Cidade mais ao norte do Brasil tem a pior qualidade de vida do País

Município de Roraima ficou na última posição do IPS Brasil 2026 e revela desafios que vão além da distância dos grandes centros

Cidade próxima ao Monte Roraima reúne paisagens impressionantes, mas enfrenta obstáculos históricos em saúde, educação e infraestrutura (Foto: Reprodução/Youtube)

Cidade próxima ao Monte Roraima reúne paisagens impressionantes, mas enfrenta obstáculos históricos em saúde, educação e infraestrutura (Foto: Reprodução/Youtube)

Uma cidade cercada por paisagens naturais impressionantes e localizada na fronteira com Venezuela e Guiana apareceu no centro de um dos levantamentos mais debatidos do país. Uiramutã, em Roraima, ficou na última posição do IPS Brasil 2026, ranking que mede a qualidade de vida nos municípios brasileiros.

O estudo avaliou os 5.570 municípios do país com base em indicadores sociais e ambientais. Além do resultado negativo, a cidade chama atenção pela forte presença indígena e pela localização próxima ao Monte Roraima, considerado a maior montanha plana do mundo.

No extremo norte do Brasil, Uiramutã vive uma realidade marcada por isolamento geográfico, baixa densidade populacional e dificuldades históricas de acesso a serviços básicos. Ao mesmo tempo, o município desperta curiosidade por estar em uma das regiões mais simbólicas da Amazônia brasileira.

Cidade isolada entrou no centro do debate

Divulgado em maio de 2026, o Índice de Progresso Social analisou indicadores ligados à saúde, educação, segurança, infraestrutura, meio ambiente e oportunidades. Diferentemente de rankings econômicos, o IPS mede como a população vive na prática.

Uiramutã recebeu nota 42,44, a menor do país. Na sequência aparecem Jacareacanga, no Pará, Alto Alegre, também em Roraima, além de Portel e Amajari. O resultado reforçou o cenário de desigualdade regional apontado pelo levantamento.

Segundo dados do IBGE, a cidade tinha 13.751 moradores no Censo de 2022. Outro dado chama atenção: 96,6% da população se autodeclarou indígena, a maior proporção registrada entre todos os municípios brasileiros.

Proximidade com o Monte Roraima chama atenção

Apesar dos indicadores sociais baixos, Uiramutã está em uma região conhecida pelas paisagens naturais que atraem curiosos e aventureiros. O município fica próximo ao Monte Roraima, formação famosa por seus paredões e topo plano.

A montanha, que faz divisa entre Brasil, Venezuela e Guiana, é considerada uma das mais antigas do planeta. Além disso, o cenário cercado por neblina e vegetação típica inspirou histórias, documentários e expedições ao longo dos anos.
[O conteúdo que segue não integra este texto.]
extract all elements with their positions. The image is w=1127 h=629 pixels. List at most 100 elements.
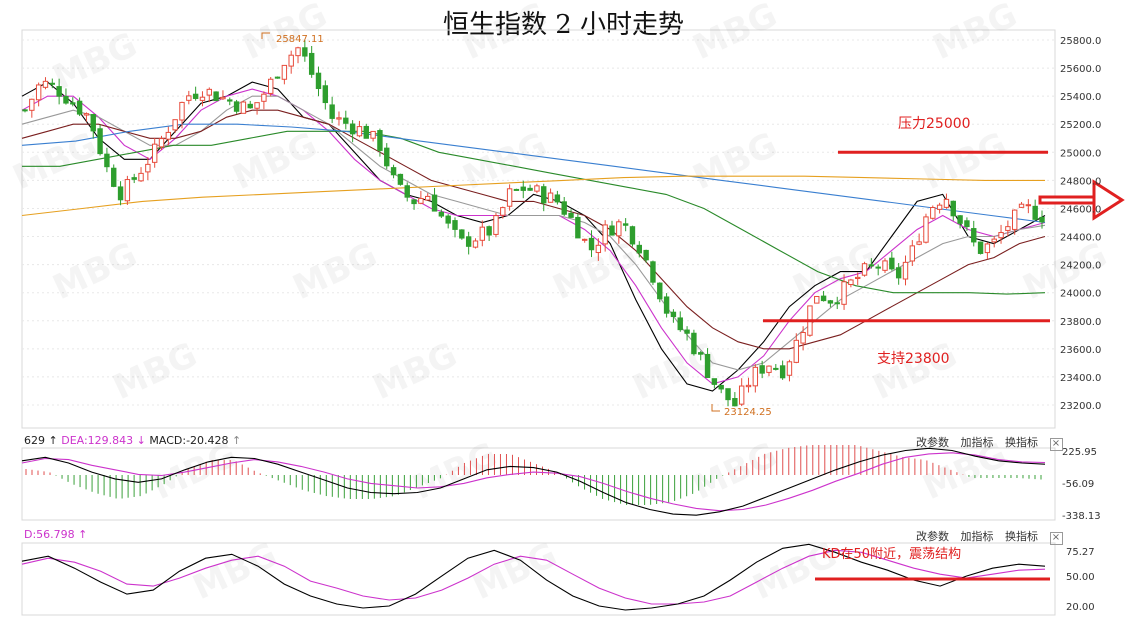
candle-body xyxy=(397,173,404,185)
candle-body xyxy=(998,232,1004,239)
high-marker xyxy=(261,32,270,39)
candle-body xyxy=(90,114,96,132)
price-tick: 25800.0 xyxy=(1060,36,1101,47)
candle-body xyxy=(192,93,199,99)
candle-body xyxy=(390,167,397,176)
kd-tick: 50.00 xyxy=(1066,572,1095,583)
candle-body xyxy=(964,220,970,228)
kd-axis: 75.27 50.00 20.00 xyxy=(1066,547,1095,613)
candle-body xyxy=(527,187,533,191)
watermark-text: MBG xyxy=(367,335,463,408)
candle-body xyxy=(56,86,62,97)
candle-body xyxy=(902,261,909,280)
macd-add-indicator-button[interactable]: 加指标 xyxy=(960,436,994,449)
candle-body xyxy=(438,211,445,217)
kd-edit-params-button[interactable]: 改参数 xyxy=(916,530,949,543)
macd-edit-params-button[interactable]: 改参数 xyxy=(916,436,949,449)
candle-body xyxy=(486,226,492,236)
candle-body xyxy=(363,125,369,139)
price-tick: 25200.0 xyxy=(1060,120,1101,131)
chart-title: 恒生指数 2 小时走势 xyxy=(442,10,685,40)
candle-body xyxy=(247,103,253,109)
candle-body xyxy=(111,167,117,187)
candle-body xyxy=(138,172,144,182)
candle-body xyxy=(97,128,103,155)
candle-body xyxy=(452,220,458,230)
candle-body xyxy=(1025,204,1032,207)
candle-body xyxy=(732,398,738,407)
candle-body xyxy=(554,194,561,203)
watermark-text: MBG xyxy=(547,235,643,308)
candle-body xyxy=(186,95,192,101)
candle-body xyxy=(909,245,916,262)
candle-body xyxy=(22,109,28,112)
candle-body xyxy=(636,244,642,254)
candle-body xyxy=(957,215,963,224)
candle-body xyxy=(158,138,165,148)
watermark-text: MBG xyxy=(227,125,323,198)
ma-line-4 xyxy=(22,130,1046,295)
candle-body xyxy=(1032,205,1038,220)
candle-body xyxy=(575,216,581,239)
candle-body xyxy=(83,113,90,116)
candle-body xyxy=(684,329,690,334)
candle-body xyxy=(984,243,991,254)
kd-tick: 20.00 xyxy=(1066,602,1095,613)
candle-body xyxy=(308,52,315,75)
candle-body xyxy=(411,199,417,205)
candle-body xyxy=(384,147,390,167)
candle-body xyxy=(752,366,759,387)
price-tick: 24200.0 xyxy=(1060,261,1101,272)
close-icon[interactable]: × xyxy=(1049,438,1063,451)
candle-body xyxy=(370,130,376,139)
candle-body xyxy=(677,317,683,331)
candle-body xyxy=(670,311,677,318)
candle-body xyxy=(1039,216,1045,223)
candle-body xyxy=(581,238,588,241)
candle-body xyxy=(445,215,451,224)
macd-tick: 225.95 xyxy=(1062,447,1097,458)
candle-body xyxy=(848,279,854,286)
candle-body xyxy=(63,96,69,104)
candle-body xyxy=(506,188,513,207)
candle-body xyxy=(472,240,479,248)
kd-switch-indicator-button[interactable]: 换指标 xyxy=(1005,530,1038,543)
right-arrow-icon xyxy=(1038,179,1125,221)
candle-body xyxy=(861,263,868,276)
watermark-text: MBG xyxy=(687,0,783,68)
close-icon[interactable]: × xyxy=(1049,532,1063,545)
kd-add-indicator-button[interactable]: 加指标 xyxy=(960,530,994,543)
candle-body xyxy=(814,295,820,304)
candle-body xyxy=(950,200,956,217)
ma-line-0 xyxy=(21,81,1046,392)
resistance-label: 压力25000 xyxy=(898,116,971,132)
macd-switch-indicator-button[interactable]: 换指标 xyxy=(1005,436,1038,449)
candle-body xyxy=(29,98,35,111)
macd-tick: -338.13 xyxy=(1062,511,1101,522)
candle-body xyxy=(895,267,902,279)
candle-body xyxy=(786,361,793,376)
candle-body xyxy=(875,266,881,269)
candle-body xyxy=(268,78,274,94)
candle-body xyxy=(588,237,595,251)
candle-body xyxy=(704,353,711,378)
candle-body xyxy=(916,241,922,245)
watermark-text: MBG xyxy=(47,235,143,308)
candle-body xyxy=(151,143,158,163)
candle-body xyxy=(766,365,772,373)
candle-body xyxy=(534,185,540,192)
candle-body xyxy=(568,212,574,218)
candles xyxy=(22,40,1045,407)
watermark-text: MBG xyxy=(927,0,1023,68)
kd-tick: 75.27 xyxy=(1066,547,1095,558)
moving-average-lines xyxy=(21,81,1046,392)
candle-body xyxy=(356,126,363,137)
candle-body xyxy=(691,332,697,355)
candle-body xyxy=(943,198,950,208)
candle-body xyxy=(261,93,267,102)
candle-body xyxy=(1018,203,1025,208)
price-tick: 25400.0 xyxy=(1060,92,1101,103)
candle-body xyxy=(991,238,997,243)
main-panel xyxy=(21,29,1056,429)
Mesmo com o potencial turístico e ambiental, a distância dos grandes centros ainda pesa na rotina local. Em áreas mais isoladas, a chegada de profissionais, equipamentos e serviços públicos costuma enfrentar obstáculos logísticos constantes.

Infraestrutura aparece entre os maiores desafios

O próprio IPS Brasil aponta que municípios com baixa densidade demográfica tendem a enfrentar mais dificuldades estruturais. Em regiões afastadas, problemas ligados a saneamento, conectividade e mobilidade costumam impactar diretamente a população.

Além disso, especialistas observam que cidades muito distantes dos polos urbanos dependem de operações complexas para garantir atendimento médico, transporte e abastecimento. Na prática, isso interfere na qualidade de vida dos moradores.

Os dados usados pelo levantamento vieram de bases públicas como IBGE, DataSUS, Inep e MapBiomas. Ao reunir diferentes indicadores, o estudo tenta mostrar como fatores sociais e ambientais se conectam no cotidiano da população.

Norte concentra os piores resultados do País

Entre os 20 municípios com pior desempenho no ranking, a maioria está concentrada na região Norte. O Pará aparece com diversas cidades na lista, incluindo Portel, Pacajá, Anapu, Uruará e São Félix do Xingu.

Roraima também surge de forma recorrente nas últimas posições. Além de Uiramutã, cidades como Alto Alegre e Amajari figuram entre os municípios com menores índices de qualidade de vida do Brasil em 2026.

O recorte evidencia um contraste profundo dentro do país. Enquanto alguns municípios avançam em infraestrutura e indicadores sociais, outros seguem enfrentando gargalos antigos que ainda limitam o acesso da população a condições básicas de bem-estar.